Мое глубочайшее убеждение заключается в том, что, даже если бы эта история была выдумана от начала и до конца, даже если бы не было Панфилова, даже если бы не было ничего, — это святая легенда, к которой просто нельзя прикасаться. А люди, которые это делают, мрази конченые[939].

Более культурно мысль министра культуры ранее выразил интервьюер Мироненко, журналист Виктор Хамраев: «Наверное, ничего страшного, если [результатов расследования о подвиге 28 панфиловцев] „никто не знал“. Я с детства считал их героями, и мне не хочется думать по-другому». С точки зрения memory studies такая позиция не является недопустимой: в коллективных воспоминаниях факты действительно носят второстепенный характер — гораздо важнее то, как конкретные воспоминания конструируют настоящее и что они об этом настоящем рассказывают. Однако память, как я отмечал выше, не игнорирует знание о прошлом — напротив, оно призвано служить рефлексии о воспоминаниях и их коррекции. В этом смысле Мироненко (в упомянутом выше интервью) также привносит в свою аргументацию перспективу memory studies:

memory studies memory studies

Фальсификация, а лучше сказать по-русски — ложь, выдумка, это подделка под видом правды, способна зародить сомнение относительно правдивых фактов массового героизма времен Великой Отечественной войны. Это как в суде. Если среди множества подлинных доказательств попадается откровенная фальшивка — всем недоверие.

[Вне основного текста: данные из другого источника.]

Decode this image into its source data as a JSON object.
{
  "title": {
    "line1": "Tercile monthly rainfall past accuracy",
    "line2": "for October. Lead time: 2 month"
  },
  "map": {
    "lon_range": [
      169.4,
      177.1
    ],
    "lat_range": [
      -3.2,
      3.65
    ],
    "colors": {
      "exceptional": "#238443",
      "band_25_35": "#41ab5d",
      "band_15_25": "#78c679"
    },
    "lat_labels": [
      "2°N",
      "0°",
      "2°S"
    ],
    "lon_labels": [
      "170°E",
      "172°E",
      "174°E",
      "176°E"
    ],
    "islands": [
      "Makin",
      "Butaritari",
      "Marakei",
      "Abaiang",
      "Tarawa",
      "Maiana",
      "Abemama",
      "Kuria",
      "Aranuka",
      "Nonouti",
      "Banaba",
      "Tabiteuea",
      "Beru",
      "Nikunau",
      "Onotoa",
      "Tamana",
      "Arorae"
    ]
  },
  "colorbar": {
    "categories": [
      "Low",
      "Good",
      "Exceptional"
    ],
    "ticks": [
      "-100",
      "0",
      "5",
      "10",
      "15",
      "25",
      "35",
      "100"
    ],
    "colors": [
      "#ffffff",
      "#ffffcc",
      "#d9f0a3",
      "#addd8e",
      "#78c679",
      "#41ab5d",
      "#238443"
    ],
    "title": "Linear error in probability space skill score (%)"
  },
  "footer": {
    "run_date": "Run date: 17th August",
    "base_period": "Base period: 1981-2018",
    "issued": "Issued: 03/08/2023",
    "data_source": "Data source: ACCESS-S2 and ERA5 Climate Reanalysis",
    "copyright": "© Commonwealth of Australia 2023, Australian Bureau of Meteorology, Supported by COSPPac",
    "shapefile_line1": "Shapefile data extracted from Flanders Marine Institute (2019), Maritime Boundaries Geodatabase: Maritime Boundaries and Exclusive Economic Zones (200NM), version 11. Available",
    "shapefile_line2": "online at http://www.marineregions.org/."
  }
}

Если рассматривать позицию Мединского (как и позицию Хамраева) с точки зрения памяти, она не вызывает чувства противоречия. Но проблема в том, что Мединский высказывался не как специалист по памяти и даже не как историк, а как политик. Выступая в качестве историка, он мог бы перепроверить представленные ГАРФ и Мироненко документы — и согласиться (или не согласиться) с их подлинностью[940]; в качестве исследователя памяти он мог бы сказать, что факты менее важны, чем значение данного воспоминания для конкретного мнемонического сообщества. Однако как актор исторической политики российской власти Мединский резко исключил возможность отношения к «подвигу 28 панфиловцев», которое расходится с официальной версией. В рамках этой политики происходит то самое отождествление этики памяти с традиционализмом, о котором пишет Маргалит: в России создана нормативная память о победе в Великой Отечественной войне, карающая любые попытки выхода за рамки «разрешенного к вспоминанию». Поэтому «мрази конченые» — это не просто символ столкновений перспектив (публичной) истории и памяти, а упакованная в обертку memory studies ригидная охранная позиция, не допускающая характерных для мемориальной культуры дискуссий и размышлений. Неприятие этой позицией научной аргументации привело к потере Сергеем Мироненко должности директора ГАРФ, которую тот занимал почти четверть столетия[941].